Software prefetch hints (__builtin_prefetch in GCC) let programmers tell the CPU to begin loading a future address early. For loops with known access patterns that the hardware can’t infer, these hints can recover substantial performance. They require knowing N iterations ahead what address you’ll need, which is feasible for some data structures and impossible for others.

SIMD and the Hidden Parallelism

Returning to the auto-vectorization point from the compiler section: the execution units that process SIMD instructions are physically separate from the scalar integer and floating-point units. When your loop is auto-vectorized, it’s using hardware that would otherwise sit idle during scalar computation.

AVX2, widely available since Intel Haswell (2013) and AMD Ryzen (2017), operates on 256-bit registers. For 32-bit floats, that’s eight values processed simultaneously. AVX-512, available on Intel server chips and recent client chips, doubles that to 512 bits and 16 values per instruction. The practical consequence is that a loop summing a million floats doesn’t need a million addition operations. It needs around 125,000 SIMD additions, and if those can be pipelined, the throughput approaches the memory bandwidth limit rather than the arithmetic limit.

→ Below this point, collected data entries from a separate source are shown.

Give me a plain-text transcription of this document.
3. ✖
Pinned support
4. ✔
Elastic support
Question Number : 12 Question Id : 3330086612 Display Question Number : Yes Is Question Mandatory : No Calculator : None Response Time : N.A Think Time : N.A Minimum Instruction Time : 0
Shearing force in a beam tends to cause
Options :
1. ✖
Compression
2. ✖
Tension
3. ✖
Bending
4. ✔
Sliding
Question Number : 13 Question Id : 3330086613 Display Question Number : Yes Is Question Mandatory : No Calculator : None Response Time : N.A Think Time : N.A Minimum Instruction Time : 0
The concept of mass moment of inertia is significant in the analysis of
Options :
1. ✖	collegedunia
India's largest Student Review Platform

The catch is that SIMD requires aligned, contiguous data. Loops that access struct fields instead of plain arrays, or that mix data types, often fail to vectorize. This is one concrete reason why data-oriented design, structuring data as arrays of values rather than arrays of objects, produces faster code. The transformation isn’t philosophical. It’s about matching your memory layout to what the hardware’s execution units actually consume.

What This Means

A for loop that looks like one thing to you looks like a multi-stage optimization problem to the toolchain and hardware beneath it. The compiler decides what code to generate based on provable properties of your data. The branch predictor decides whether to speculatively execute future iterations. The out-of-order engine decides what operations can run in parallel. The prefetcher decides what memory to load before you ask for it. SIMD units sit waiting for work that most loops don’t offer them in the right form.

The practical upshot is that the micro-level choices that seem least important, how you lay out your data in memory, whether your loop iterations are independent, whether you give the compiler enough information to prove aliasing doesn’t occur, are the ones that determine whether your code runs at a few percent of hardware peak or close to it. The loop syntax is almost irrelevant. The memory access pattern is almost everything.